[ruby-core:109564] [Ruby master Feature#18965] Further Thread::Queue improvements
From:
"byroot (Jean Boussier)" <noreply@...>
Date:
2022-08-18 19:59:35 UTC
List:
ruby-core #109564
Issue #18965 has been updated by byroot (Jean Boussier).
> That would mean basically ignoring the timeout, not great.
Maybe my writing wasn't clear. I don't suggest to ignore the timeout, but to either append all items or none. If there isn't enough space available, wait for as long as the timeout allows you to.
> I think for these batch push/pop, they should be motivated with benchmarks (ideally based on some real use-case) and a proof-of-concept PR.
Like the previous changes I requested on queue, this is motivated by a real world use case, basically I'd like to use a SizedQueue in this code: https://github.com/Shopify/statsd-instrument/blob/da8a74c7fbe8fdd421aa1df7eda2a996bc7c3f11/lib/statsd/instrument/batched_udp_sink.rb#L93-L123
This library has a background thread that monitors a queue, everytime the queue has X items or that Y seconds have passed, it flushes the queue and emit `statsd` events.

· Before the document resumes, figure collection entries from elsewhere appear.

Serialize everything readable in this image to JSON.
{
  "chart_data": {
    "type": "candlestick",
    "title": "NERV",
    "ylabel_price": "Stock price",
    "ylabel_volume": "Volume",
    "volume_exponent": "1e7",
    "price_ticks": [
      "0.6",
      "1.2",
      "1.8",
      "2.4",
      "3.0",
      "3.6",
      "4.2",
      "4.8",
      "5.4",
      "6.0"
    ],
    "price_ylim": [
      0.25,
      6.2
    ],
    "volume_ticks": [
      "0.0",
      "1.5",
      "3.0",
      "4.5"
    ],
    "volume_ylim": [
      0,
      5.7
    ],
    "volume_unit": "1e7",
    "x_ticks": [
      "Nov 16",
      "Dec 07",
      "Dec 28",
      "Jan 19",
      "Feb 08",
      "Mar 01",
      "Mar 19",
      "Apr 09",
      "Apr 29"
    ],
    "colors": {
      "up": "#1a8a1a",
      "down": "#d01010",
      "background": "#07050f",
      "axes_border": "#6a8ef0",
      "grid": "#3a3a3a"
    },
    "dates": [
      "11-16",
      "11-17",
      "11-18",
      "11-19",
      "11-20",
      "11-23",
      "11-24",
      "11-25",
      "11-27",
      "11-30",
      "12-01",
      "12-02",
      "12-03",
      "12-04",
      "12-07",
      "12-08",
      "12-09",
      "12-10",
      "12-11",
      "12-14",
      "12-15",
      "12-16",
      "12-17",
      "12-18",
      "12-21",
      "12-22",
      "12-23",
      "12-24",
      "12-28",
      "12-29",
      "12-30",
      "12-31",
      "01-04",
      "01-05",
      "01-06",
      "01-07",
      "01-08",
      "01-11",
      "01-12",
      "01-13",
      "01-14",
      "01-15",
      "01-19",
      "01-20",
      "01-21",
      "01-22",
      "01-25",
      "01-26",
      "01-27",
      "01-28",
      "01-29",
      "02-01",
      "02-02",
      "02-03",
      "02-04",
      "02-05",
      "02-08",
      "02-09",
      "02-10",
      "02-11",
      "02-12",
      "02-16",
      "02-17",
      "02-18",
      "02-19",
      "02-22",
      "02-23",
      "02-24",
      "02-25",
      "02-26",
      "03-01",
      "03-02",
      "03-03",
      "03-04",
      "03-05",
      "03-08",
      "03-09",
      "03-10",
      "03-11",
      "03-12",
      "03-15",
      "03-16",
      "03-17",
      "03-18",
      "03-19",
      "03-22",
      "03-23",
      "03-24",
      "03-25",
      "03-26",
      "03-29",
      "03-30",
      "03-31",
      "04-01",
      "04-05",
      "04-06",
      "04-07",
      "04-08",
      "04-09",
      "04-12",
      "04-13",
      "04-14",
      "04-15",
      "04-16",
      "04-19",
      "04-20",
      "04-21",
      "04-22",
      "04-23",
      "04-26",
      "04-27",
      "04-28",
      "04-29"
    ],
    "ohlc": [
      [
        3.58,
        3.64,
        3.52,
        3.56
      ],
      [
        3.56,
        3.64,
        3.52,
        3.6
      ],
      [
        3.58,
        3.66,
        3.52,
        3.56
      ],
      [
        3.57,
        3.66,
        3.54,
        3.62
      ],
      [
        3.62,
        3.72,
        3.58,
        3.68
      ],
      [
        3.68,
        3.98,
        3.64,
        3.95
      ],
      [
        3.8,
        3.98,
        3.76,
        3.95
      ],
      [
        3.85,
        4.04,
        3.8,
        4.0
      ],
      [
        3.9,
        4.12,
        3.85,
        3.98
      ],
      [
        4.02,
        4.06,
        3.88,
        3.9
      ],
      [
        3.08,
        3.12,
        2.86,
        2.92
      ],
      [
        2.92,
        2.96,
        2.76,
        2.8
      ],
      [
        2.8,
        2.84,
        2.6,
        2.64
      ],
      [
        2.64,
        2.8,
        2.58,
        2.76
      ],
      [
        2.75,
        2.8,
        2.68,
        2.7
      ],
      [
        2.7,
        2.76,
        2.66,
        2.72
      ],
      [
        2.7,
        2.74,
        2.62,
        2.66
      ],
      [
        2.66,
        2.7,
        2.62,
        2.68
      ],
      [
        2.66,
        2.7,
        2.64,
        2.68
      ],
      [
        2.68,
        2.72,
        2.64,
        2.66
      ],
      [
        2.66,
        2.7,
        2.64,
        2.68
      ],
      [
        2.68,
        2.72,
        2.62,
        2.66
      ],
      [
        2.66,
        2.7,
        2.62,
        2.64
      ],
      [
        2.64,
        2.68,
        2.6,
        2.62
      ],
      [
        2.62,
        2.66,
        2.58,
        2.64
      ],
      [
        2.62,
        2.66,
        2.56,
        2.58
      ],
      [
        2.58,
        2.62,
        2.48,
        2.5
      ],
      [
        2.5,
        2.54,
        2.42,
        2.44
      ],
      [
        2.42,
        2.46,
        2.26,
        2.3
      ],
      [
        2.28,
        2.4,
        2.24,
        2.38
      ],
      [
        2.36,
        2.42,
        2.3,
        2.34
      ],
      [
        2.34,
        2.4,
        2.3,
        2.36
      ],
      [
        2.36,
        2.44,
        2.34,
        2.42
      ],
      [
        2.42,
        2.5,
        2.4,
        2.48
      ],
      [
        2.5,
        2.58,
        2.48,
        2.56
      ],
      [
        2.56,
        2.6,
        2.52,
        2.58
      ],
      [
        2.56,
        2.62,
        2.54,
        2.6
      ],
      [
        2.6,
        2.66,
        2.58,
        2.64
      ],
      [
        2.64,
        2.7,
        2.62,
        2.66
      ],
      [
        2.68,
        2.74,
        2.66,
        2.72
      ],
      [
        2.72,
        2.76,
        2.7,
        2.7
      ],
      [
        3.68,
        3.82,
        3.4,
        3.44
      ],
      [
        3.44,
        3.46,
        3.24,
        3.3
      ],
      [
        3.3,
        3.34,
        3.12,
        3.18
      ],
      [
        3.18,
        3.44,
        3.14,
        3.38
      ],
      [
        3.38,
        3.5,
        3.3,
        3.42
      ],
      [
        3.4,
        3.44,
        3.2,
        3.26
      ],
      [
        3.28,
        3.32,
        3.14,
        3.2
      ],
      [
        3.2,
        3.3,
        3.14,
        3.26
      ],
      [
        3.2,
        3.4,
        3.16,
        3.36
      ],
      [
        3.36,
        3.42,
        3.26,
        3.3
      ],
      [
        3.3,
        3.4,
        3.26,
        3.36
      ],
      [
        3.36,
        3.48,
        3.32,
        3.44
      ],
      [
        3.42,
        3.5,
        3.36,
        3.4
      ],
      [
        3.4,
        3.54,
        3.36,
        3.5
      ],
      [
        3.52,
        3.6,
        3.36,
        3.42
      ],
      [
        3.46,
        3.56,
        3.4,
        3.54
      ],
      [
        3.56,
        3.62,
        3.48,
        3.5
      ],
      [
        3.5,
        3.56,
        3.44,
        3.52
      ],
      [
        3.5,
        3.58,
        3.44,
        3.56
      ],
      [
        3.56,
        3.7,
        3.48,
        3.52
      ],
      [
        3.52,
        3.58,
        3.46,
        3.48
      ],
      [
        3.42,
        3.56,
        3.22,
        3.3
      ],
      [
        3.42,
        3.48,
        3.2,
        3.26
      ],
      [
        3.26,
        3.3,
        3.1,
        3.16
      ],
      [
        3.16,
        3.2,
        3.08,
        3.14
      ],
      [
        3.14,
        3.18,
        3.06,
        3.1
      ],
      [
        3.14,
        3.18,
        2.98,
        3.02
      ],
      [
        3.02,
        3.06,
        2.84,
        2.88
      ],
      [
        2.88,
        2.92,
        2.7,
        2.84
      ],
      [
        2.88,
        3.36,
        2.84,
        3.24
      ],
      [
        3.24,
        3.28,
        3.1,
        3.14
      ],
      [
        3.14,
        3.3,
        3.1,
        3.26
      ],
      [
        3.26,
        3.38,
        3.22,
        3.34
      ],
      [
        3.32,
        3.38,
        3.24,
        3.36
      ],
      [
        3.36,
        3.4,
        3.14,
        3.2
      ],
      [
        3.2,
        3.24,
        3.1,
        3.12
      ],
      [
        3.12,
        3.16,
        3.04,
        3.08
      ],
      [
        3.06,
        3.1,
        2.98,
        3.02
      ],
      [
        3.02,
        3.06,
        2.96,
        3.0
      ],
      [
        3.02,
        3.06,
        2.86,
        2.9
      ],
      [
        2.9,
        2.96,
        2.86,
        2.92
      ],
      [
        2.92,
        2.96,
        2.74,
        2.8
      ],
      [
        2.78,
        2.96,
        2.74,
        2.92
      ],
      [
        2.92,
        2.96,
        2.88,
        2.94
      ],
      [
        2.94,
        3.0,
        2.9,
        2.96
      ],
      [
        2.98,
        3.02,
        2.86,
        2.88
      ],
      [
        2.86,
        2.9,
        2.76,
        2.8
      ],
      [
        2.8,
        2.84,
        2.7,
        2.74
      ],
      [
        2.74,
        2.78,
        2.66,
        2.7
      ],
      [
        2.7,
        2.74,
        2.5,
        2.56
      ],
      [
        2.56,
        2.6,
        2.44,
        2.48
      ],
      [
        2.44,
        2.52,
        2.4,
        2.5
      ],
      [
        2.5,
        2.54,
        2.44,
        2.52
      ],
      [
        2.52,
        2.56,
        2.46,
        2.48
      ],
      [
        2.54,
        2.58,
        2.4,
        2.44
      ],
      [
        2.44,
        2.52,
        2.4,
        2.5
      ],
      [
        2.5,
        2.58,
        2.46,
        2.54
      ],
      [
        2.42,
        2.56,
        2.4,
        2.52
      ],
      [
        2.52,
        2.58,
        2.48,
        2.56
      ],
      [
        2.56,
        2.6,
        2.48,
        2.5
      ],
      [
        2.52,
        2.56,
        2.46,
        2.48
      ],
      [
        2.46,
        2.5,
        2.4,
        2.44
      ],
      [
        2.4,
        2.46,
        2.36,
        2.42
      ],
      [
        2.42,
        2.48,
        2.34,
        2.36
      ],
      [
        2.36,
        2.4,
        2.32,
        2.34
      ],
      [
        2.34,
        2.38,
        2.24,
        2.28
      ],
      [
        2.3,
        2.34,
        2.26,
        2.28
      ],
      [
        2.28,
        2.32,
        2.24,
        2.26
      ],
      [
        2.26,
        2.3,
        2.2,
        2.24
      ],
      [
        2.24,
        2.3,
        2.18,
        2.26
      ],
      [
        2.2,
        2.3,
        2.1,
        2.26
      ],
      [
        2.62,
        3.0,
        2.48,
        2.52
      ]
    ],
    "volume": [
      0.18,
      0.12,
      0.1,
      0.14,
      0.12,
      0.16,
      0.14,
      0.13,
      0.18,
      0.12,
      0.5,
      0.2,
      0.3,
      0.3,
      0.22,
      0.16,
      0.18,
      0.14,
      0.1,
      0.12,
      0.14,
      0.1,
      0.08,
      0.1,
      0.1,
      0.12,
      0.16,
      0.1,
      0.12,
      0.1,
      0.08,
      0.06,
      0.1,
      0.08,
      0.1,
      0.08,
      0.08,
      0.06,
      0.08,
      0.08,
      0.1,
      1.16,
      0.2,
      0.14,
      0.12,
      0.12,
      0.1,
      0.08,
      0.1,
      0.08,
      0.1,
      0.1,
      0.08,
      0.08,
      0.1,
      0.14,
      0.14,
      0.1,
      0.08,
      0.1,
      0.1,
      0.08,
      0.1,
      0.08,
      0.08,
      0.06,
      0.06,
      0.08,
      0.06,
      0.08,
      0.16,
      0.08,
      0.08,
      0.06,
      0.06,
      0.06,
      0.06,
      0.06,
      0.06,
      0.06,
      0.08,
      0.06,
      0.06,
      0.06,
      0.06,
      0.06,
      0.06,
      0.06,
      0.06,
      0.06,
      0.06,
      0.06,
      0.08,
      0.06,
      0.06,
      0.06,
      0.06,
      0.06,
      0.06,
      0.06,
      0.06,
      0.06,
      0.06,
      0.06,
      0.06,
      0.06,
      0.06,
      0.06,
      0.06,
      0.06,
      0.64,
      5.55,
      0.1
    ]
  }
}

I can try implementing the suggested feature and then benchmark that code using it.
> The kwarg seems a bit confusing given the existing positional arg (Queue#pop(non_block=false)).
Indeed, in my mind the positional argument would be somewhat deprecated.
> Is there any core method currently with a nonblock keyword argument?
I don't think so.
> Why not exception: false which seems more standard and established, i.e., queue.pop(true, exception: false)? Too verbose/inconvenient?
I think the main reason is that I don't like that positional argument. But yes `exception: false` would be consistent with `IO#read_nonblock`, except that if passed alone it does nothing, which is awkward.
> so it's just the default implementation adding one by one, hence addAll() is not atomic
I don't think that's really a problem, at least not for the use cases I envision, of a background thread collecting work and processing it in batches. Worst case if it's not atomic, the background thread will get the first element, and then get the rest on its next pop.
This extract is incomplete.